Finally, none of defendant's challenges to County Court's handling of jury selection are preserved for appellate review (see People v. Hawkins, 11 N.Y.3d 484, 492, 872 N.Y.S.2d 395, 900 N.E.2d 946 [2008], supra;  People v. Perkins, 62 A.D.3d 1160, 1162, 880 N.Y.S.2d 209 [2009] ).   Defendant's remaining arguments have been reviewed and found to be unpersuasive.

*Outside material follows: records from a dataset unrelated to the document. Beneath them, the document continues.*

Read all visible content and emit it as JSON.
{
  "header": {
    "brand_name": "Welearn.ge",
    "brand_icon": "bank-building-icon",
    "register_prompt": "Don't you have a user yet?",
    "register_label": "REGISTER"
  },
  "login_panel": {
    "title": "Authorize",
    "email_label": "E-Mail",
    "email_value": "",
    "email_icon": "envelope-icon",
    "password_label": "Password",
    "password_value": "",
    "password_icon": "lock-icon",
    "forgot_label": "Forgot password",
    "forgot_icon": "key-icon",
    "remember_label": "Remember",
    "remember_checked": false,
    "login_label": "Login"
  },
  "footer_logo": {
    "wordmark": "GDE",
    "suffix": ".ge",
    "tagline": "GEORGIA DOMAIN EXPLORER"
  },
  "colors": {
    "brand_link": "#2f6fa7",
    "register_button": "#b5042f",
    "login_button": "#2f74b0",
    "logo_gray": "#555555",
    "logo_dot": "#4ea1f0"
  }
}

ORDERED that the judgment is modified, on the law, (1) by reversing so much thereof as convicted defendant of the crimes of rape in the second degree under counts 11, 14, 17 and 20 of the indictment, sexual abuse in the third degree under counts 26, 29, 32 and 35 of the indictment, and endangering the welfare of a child under counts 12, 15, 18, 21, 30, 33 and 36 of the indictment, and (2) by directing that defendant's sentences for endangering the welfare of a child under counts 3, 6, 9 and 24 of the indictment shall run concurrently with the sentences for rape in the second degree under counts 2, 5, 8 and 23 of the indictment;  counts 11, 12, 14, 15, 17, 18, 20, 21, 26, 29, 30, 32, 33, 35 and 36 dismissed and the sentences imposed thereon vacated, with leave to the People to re-present any appropriate charges to a new grand jury;  and, as so modified, affirmed.

FOOTNOTES

1.   The aggregate sentence reflects the four consecutive terms of 2 1/313 to 7 years imposed upon the surviving counts of rape in the second degree together with the five merged one-year sentences imposed upon the surviving misdemeanor counts of endangering the welfare of a child.   We further note that rape in the second degree was not classified as a violent felony until after the crimes herein were committed and, therefore, the imposition of determinate sentences is not mandated (see L. 2007, ch. 7, § 32).

MALONE JR., J.

MERCURE, J.P., PETERS, LAHTINEN and KANE, JJ., concur.